Surprisingly, sunset on U Bein bridge looks differently by each person and from day to day. Some can catch the fierce color of orange and some can catch the vivid color of red or purple. U Bein bridge at sunset becomes the symbol of not only Mandalay but of Myanmar by this reason. During the dry season, the water level on Taungthaman Lake is low, making the U Bein bridge looks as tall as a thin man. Once the rainy season comes, water level raises up to the planks of the bridge. It is a good idea to avoid the rainy season in Mandalay to visit U Bein bridge because you will be likely to catch a rain in the day.
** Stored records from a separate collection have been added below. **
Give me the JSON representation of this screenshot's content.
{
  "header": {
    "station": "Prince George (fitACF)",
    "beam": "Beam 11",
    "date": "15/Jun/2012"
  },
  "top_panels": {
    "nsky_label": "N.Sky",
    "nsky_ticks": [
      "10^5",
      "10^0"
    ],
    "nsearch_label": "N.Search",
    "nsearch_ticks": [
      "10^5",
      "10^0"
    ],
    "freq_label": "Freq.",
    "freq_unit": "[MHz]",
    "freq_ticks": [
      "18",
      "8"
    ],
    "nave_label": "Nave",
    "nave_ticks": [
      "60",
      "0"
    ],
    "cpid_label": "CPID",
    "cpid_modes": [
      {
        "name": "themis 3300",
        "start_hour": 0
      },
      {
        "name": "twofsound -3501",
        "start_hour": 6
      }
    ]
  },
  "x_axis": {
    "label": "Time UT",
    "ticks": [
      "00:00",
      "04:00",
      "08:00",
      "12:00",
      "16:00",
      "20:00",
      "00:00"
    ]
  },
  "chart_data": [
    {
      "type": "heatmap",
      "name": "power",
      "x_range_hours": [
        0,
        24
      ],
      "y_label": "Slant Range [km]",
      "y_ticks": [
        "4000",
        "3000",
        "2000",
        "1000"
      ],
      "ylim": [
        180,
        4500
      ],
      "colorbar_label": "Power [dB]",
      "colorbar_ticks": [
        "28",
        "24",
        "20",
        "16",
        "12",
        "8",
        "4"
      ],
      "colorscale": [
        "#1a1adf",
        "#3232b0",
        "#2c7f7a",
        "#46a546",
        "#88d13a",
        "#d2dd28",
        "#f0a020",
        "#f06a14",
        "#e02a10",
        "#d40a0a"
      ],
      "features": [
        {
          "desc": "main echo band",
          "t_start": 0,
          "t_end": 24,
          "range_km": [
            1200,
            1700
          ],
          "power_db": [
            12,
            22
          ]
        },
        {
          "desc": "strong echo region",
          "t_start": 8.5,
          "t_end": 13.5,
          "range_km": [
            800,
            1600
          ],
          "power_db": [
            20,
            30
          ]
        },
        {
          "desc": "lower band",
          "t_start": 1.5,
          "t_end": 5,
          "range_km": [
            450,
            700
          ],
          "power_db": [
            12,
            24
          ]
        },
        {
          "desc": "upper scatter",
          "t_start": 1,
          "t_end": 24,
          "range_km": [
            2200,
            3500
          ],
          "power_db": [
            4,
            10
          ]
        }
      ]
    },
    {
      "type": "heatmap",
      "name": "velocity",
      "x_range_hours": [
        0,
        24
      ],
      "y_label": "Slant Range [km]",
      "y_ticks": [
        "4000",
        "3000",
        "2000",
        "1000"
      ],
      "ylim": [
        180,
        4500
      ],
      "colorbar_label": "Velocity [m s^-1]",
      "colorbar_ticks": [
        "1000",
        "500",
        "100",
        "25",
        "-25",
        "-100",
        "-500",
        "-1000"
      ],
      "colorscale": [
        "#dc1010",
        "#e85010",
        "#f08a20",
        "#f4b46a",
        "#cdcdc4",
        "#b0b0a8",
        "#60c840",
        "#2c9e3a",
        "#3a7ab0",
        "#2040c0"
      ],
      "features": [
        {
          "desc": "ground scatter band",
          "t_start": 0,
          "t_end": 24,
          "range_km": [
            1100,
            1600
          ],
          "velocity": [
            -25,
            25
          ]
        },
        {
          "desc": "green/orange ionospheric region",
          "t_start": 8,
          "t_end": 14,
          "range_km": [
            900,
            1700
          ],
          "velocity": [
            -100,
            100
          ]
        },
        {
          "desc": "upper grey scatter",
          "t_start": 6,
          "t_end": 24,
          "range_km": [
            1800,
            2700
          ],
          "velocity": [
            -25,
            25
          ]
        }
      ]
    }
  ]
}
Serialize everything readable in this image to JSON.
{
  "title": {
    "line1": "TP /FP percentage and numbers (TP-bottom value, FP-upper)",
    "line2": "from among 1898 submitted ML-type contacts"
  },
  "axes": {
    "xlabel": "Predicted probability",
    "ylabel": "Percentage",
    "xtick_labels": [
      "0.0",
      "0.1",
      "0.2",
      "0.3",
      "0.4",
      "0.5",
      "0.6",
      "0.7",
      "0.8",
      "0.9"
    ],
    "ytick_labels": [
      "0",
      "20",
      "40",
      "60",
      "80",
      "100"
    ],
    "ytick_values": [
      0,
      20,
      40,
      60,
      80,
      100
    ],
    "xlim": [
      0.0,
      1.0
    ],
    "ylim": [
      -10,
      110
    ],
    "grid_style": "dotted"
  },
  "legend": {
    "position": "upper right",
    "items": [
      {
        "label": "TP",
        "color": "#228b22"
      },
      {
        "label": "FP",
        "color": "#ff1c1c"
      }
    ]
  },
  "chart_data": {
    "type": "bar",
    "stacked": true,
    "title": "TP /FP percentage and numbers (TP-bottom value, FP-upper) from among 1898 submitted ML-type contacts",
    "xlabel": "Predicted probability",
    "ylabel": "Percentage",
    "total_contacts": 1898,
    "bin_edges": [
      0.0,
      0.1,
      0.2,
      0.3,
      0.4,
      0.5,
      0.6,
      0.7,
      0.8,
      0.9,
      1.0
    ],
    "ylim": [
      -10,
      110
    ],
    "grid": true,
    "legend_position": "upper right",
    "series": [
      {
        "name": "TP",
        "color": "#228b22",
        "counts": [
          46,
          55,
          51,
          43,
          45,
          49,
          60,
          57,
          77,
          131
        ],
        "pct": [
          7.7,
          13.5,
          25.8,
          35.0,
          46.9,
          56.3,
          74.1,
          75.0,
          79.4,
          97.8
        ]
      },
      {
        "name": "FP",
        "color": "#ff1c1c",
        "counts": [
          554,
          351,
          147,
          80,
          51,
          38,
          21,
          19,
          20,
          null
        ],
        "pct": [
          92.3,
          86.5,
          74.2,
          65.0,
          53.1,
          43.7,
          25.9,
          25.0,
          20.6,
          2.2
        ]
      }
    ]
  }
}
As the above part has stated, the best time in the day to visit U Bein bridge is at sunset time, when the bridge looks the most striking. However, taking a stroll on U Bein bridge in the early morning is also another brilliant way to enjoy the fullest beauty of it. Coming here at sunrise, you can have the opportunity to watch the town slowly wake up; and local people busily going to work and commuting through the bridge. You will definitely be able to capture plenty of simple and unique moments of the daily life at this time of the day.